The ring in NGC 7742 has a mass of around 6 x 109 M⊙, which is large with respect to the galaxy’s total stellar mass of 5.9 x 1010 M⊙.
One possible explanation for the formation of the ring is a merger with a smaller gas-rich dwarf galaxy. In 2005, O. K. Sil’chenko and A. V. Moiseev studied the Fried Egg Galaxy and the unbarred ring galaxy NGC 7217. They proposed that a minor merger in the past was responsible for the peculiarities observed in these galaxies, including the nuclear star-forming rings and the absence of global bars. The merger may have triggered oval distortions of the galaxies’ stellar disks, and the star formation in the ring is most likely fuelled by gas accreted from the smaller companion.
The gas in the starburst ring in NGC 7742 rotates in the opposite direction to the stars in the galaxy. This indicates a recent merger. The gas densities in the ring are low, which is typical for massive H II regions.
The star clusters in the ring are evolving rapidly. In 2012, a study by Richard de Grijs and Peter Anders of the Kavli Institute for Astronomy and Astrophysics, Peking University, Beijing, China, found that the disruptive environment in the starburst ring may considerably speed up dynamical star cluster disruption. The astronomers suggested that the disruption rate at young ages may be the result of the high density of ring and the shear caused by the counterrotating gas disk.
In 2017, observations with the Multi-Unit Spectroscopic Explorer (MUSE) on the Very Large Telescope (VLT) revealed two separate stellar populations: old stars that rotates in the opposite direction to the gas and young stars in the ring that rotate with the gas. The counter-rotation between the stars and the gas extends beyond the ring region. The results indicate that the ring was produced in a minor merger event that occurred 2 – 3 billion years ago.

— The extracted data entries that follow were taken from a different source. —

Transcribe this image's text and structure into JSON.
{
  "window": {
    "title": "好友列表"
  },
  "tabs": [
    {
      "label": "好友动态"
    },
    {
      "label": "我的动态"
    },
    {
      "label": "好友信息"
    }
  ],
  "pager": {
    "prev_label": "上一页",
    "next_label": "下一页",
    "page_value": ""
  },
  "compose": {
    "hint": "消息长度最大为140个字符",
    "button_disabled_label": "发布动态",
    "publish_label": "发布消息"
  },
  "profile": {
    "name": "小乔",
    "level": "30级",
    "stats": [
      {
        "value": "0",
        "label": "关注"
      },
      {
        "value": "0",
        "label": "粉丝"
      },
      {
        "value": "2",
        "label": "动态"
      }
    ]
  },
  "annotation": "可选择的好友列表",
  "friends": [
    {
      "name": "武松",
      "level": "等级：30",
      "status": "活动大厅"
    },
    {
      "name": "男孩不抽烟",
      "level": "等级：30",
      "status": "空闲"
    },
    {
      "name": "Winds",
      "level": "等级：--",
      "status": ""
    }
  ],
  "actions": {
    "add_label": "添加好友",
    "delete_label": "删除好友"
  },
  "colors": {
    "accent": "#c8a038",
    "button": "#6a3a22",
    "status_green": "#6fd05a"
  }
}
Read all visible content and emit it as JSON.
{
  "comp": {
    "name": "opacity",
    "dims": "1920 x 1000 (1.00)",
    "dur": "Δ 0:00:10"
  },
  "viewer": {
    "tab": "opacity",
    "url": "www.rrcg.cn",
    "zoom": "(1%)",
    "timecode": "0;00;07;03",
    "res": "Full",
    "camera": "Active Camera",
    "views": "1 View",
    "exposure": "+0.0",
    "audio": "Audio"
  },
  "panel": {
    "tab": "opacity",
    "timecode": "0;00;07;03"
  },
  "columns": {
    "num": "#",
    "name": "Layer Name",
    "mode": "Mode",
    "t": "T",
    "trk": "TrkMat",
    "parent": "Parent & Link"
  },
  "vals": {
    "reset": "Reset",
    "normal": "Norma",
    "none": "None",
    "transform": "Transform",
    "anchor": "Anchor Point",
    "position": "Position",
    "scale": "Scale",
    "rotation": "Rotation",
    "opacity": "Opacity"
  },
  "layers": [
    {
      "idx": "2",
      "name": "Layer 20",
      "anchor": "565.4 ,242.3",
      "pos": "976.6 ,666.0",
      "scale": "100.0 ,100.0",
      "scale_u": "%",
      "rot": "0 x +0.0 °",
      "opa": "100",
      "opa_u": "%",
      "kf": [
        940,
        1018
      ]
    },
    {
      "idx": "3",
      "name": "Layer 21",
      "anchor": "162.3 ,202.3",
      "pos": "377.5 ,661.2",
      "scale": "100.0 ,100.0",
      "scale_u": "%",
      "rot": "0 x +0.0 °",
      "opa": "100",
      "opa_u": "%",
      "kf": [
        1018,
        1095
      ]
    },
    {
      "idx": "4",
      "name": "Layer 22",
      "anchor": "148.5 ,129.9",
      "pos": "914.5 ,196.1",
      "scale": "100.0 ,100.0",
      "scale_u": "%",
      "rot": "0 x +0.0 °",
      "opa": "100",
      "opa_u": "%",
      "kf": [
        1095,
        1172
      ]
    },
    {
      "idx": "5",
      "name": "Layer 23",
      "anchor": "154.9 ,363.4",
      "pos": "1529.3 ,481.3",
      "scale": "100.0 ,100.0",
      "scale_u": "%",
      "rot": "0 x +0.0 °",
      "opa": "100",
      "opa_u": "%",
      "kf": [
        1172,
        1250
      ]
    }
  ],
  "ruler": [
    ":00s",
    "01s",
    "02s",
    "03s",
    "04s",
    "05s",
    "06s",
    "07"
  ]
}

The study authors, led by Thomas P. K. Martinsson of the Centro de Astrobiología (CAB, CSIC-INTA), Madrid, Spain, found that the young stars were predominantly in the ring and disk of NGC 7742, where they account for 8 and 6 percent of the total stellar mass. These stars are less than 1 billion years old. The youngest detected stars in NGC 7742 are less than 15 million years old. Intermediate-age stars contribute 14 percent to the stellar mass in the ring.
NGC 7742 is classified as a type II Seyfert galaxy. It has an active galactic nucleus (AGN), a bright core, and it appears bright in the infrared band.
The galaxy has a LINER (low-ionization nuclear emission-line region) at its core. The gas at the galaxy’s centre is ionized either by an active galactic nucleus with a supermassive black hole or by star formation regions.
In 2023, S. Zamora found a mean mass of 3.5 × 104 M⊙ for the ionizing clusters that power the H II regions in the ring of NGC 7742.
The Simbad database lists NGC 7742 as a galaxy in a pair of galaxies. The galaxy NGC 7743 is the other half of the pair. Shining at magnitude 11.4, NGC 7743 is brighter than NGC 7742. With an apparent size of 3.1 arcminutes, it also appears larger. Some sources classify it as a barred spiral galaxy, while others list it as a lenticular galaxy. NGC 7743 lies approximately 79 million light years away. Both galaxies appear near the magnitude 5.09 red giant 77 Pegasi.

NGC 7742 and NGC 7743, ESO/Digitized Sky Survey 2 (CC BY 4.0)
Facts
The Fried Egg Galaxy was discovered by the German-born British astronomer William Herschel on October 18, 1784. Herschel discovered the sibling galaxy NGC 7743 on the same night.
Danish astronomer John Louis Emil Dreyer, who compiled the New General Catalogue in 1888, described the object as “considerably bright, considerably small, gradually much brighter middle, 12th magnitude star 72 arcsec to east.”
The Fried Egg Galaxy has hosted two supernovae observed in the recent decades. The supernova SN 1993R was detected during the Leuschner Observatory Supernova Search (LOSS) on June 2, 1993. It was classified as a type II supernova and had an apparent magnitude of 17. It appeared 8 arcseconds east and 5 arcseconds north of the galaxy’s nucleus.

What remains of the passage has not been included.